Question

Evaluate the integral: \[ \int \frac{dx}{\cos x \sqrt{\cos 2x}}. \]

• A. \( \frac{1}{2} \log \left| \tan \left( \frac{\pi}{4} + x \right) \right| + c \)
• B. \( \frac{1}{2} \log \left| 1 - \tan x \right| + c \)
• C. \( 2 \log \left| 1 + \tan x \right| + c \)
• D. \( \sin^{-1} (\tan x) + c \)

Hint:

For integrals involving trigonometric functions, use trigonometric identities and substitutions to simplify the integrand.

Answer 1

The Correct Option is D

Step 1: Simplify the integrand.
We are asked to evaluate the integral: \[ I = \int \frac{dx}{\cos x \sqrt{\cos 2x}}. \] We can use the identity \( \cos 2x = 2\cos^2 x - 1 \) to express \( \cos 2x \) in terms of \( \cos x \).
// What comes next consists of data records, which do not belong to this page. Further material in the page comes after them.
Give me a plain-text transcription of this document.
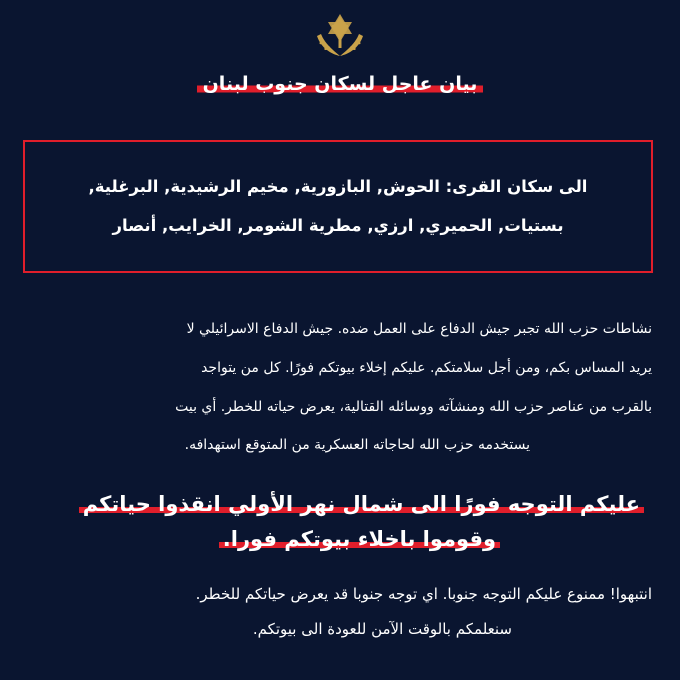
بيان عاجل لسكان جنوب لبنان
الى سكان القرى: الحوش, البازورية, مخيم الرشيدية, البرغلية,
بستيات, الحميري, ارزي, مطرية الشومر, الخرايب, أنصار
نشاطات حزب الله تجبر جيش الدفاع على العمل ضده. جيش الدفاع الاسرائيلي لا
يريد المساس بكم، ومن أجل سلامتكم. عليكم إخلاء بيوتكم فورًا. كل من يتواجد
بالقرب من عناصر حزب الله ومنشآته ووسائله القتالية، يعرض حياته للخطر. أي بيت
يستخدمه حزب الله لحاجاته العسكرية من المتوقع استهدافه.
عليكم التوجه فورًا الى شمال نهر الأولي انقذوا حياتكم
وقوموا باخلاء بيوتكم فورا.
انتبهوا! ممنوع عليكم التوجه جنوبا. اي توجه جنوبا قد يعرض حياتكم للخطر.
سنعلمكم بالوقت الآمن للعودة الى بيوتكم.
This simplifies the integrand and allows us to rewrite the expression in a more manageable form.
Step 2: Apply a substitution.
We then use the substitution \( u = \tan x \), so \( du = \sec^2 x \, dx \), to transform the integral into a standard form. After solving the integral, we get the result: \[ I = \sin^{-1} (\tan x) + c. \]
Step 3: Conclusion.
Thus, the solution to the integral is \( \sin^{-1} (\tan x) + c \), which corresponds to option (D).